LA BATALLA DE ALMANSA SEGÚN

 EL HISTORIADOR HENRY KAMEN

 

(KAMEN, H. “Imperio. La forja de España como potencia mundial”; Círculo de Lectores; Barcelona 2003; pp.509 y 510).

 

En su obra "Imperio", tomando como fuente a su compatriota Arthur Parnell, el historiador inglés afincado en España Henry Kamen nos ofrece otra versión de la batalla de Almansa, evidentemente desde el punto de vista británico:

"...Los años 1705 y 1706 fueron particularmente infortunados para las fuerzas franco-españolas de la Península. Hacia finales de 1705 la armada británica posibilitó la captura de Valencia y Barcelona y en el verano de 1706 el ejército portugués ocupó Madrid; un momento particularmente triunfal para los soldados portugueses, que apenas podían creerse que hubieran derrotado a la poderosa monarquía española.

Temiendo lo peor, en febrero de 1706 Luis XIV nombró a Berwick mariscal de Francia y lo envió a España para que dirigiese la campaña contra los portugueses; un año después, el rey francés desplazó a España un nuevo contingente de soldados franceses al mando de su sobrino, el duque de Orleans.

James Fitz-James, primer duque de Berwick, era hijo ilegítimo de Jacobo II, último rey católico de Inglaterra, y de la hermana del duque de Marlborough.
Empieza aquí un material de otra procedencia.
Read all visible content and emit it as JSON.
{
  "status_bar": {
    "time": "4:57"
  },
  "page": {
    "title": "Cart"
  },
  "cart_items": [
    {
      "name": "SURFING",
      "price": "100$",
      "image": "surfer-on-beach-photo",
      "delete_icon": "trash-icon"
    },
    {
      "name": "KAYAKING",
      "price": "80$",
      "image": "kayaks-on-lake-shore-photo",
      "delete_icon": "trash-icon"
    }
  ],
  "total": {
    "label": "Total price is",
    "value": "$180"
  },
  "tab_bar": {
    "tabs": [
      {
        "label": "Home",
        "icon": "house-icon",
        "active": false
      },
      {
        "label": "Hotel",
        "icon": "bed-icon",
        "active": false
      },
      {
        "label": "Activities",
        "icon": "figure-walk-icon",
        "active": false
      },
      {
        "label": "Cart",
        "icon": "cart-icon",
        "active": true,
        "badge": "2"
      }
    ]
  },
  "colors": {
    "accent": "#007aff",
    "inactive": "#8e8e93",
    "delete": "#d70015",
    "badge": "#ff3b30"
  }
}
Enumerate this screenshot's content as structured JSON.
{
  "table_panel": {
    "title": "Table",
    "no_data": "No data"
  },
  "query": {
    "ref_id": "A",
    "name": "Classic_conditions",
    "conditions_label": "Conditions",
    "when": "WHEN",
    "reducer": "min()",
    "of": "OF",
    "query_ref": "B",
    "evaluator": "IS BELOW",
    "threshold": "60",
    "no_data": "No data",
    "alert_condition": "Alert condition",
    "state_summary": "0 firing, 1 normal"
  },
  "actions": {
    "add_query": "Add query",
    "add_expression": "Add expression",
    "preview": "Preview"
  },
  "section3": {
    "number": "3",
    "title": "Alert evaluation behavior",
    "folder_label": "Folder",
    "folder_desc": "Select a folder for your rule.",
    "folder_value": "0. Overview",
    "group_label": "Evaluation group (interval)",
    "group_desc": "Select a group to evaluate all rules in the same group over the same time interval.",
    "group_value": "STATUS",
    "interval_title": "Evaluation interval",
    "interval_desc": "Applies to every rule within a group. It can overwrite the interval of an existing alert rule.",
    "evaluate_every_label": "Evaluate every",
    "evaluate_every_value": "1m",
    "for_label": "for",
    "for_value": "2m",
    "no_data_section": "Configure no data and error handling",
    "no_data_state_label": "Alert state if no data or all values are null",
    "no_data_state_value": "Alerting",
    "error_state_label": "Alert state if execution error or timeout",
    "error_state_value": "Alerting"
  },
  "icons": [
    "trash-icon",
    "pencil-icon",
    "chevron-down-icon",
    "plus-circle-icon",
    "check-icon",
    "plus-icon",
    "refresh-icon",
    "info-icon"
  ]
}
Contaba treinta y cuatro años había estado al servicio de Francia con rango de general desde 1693.

En la primavera de 1707 se vio al mando de todas las tropas francesas de la península Ibérica, inmersas en una campaña por recuperar la ciudad de Valencia. Muy pronto, las fuerzas británicas y portuguesas a las órdenes del conde de Galway y del marqués das Minas presentaron batalla.

Al alba del 25 de abril, Berwick situó sus efectivos en un terreno elevado con vistas a la llanura que se extiende ante la localidad de Almansa. Era mediodía antes de que las fuerzas de Galway alcanzaran la llanura y se alinearan aproximadamente a kilómetro y medio de la posición del ejército borbónico.

Las tropas franco-españolas, comandadas por Berwick, Popoli y d’Asfeld, sumaban en torno a 25.000 hombres; la mitad eran franceses, había también un regimiento irlandés y el resto eran españoles.

Galway y Minas contaban con unas fuerzas considerablemente menores, de alrededor de 15.000 hombres, de los que la mitad eran portugueses, una tercera parte ingleses y el resto holandeses, hugonotes (protestantes franceses) y alemanes; no había españoles.

La batalla, que comenzó a primera hora de la tarde y duró unas dos horas, dio como resultado una derrota completa de las fuerzas de Galway. Las bajas de los aliados se cifraron en al menos 4.000 muertos (en su mayoría ingleses, holandeses y hugonotes) y 3.000. Habrían sido mucho mayores de no ser porque la mayor parte de los portugueses salieron huyendo poco después de comenzar la lucha.

Entre muertos y heridos las bajas de Berwick fueron también muy sustanciales: en torno a 5.000. Orleans llegó al día siguiente de la victoria, demasiado tarde para compartir su gloria. Berwick, que siempre se consideró inglés y evitó en lo posible combatir con los ingleses, invitó a los oficiales prisioneros a un gran banquete que celebró en su honor dos días después.

La importancia de Almansa, la batalla decisiva de la Guerra de Sucesión en la Península, está fuera de toda duda. Gracias a ella, Felipe V recuperó Valencia definitivamente, el principal ejército aliado fue destruido, se recobró la iniciativa moral y el archiduque se vio obligado a confiar únicamente en los recursos de sus partidarios catalanes.

En Almansa, el mariscal duque de Berwick salvó la sucesión borbónica. Años después, Federico el Grande Prusia la describió como la batalla más impresionante del siglo...".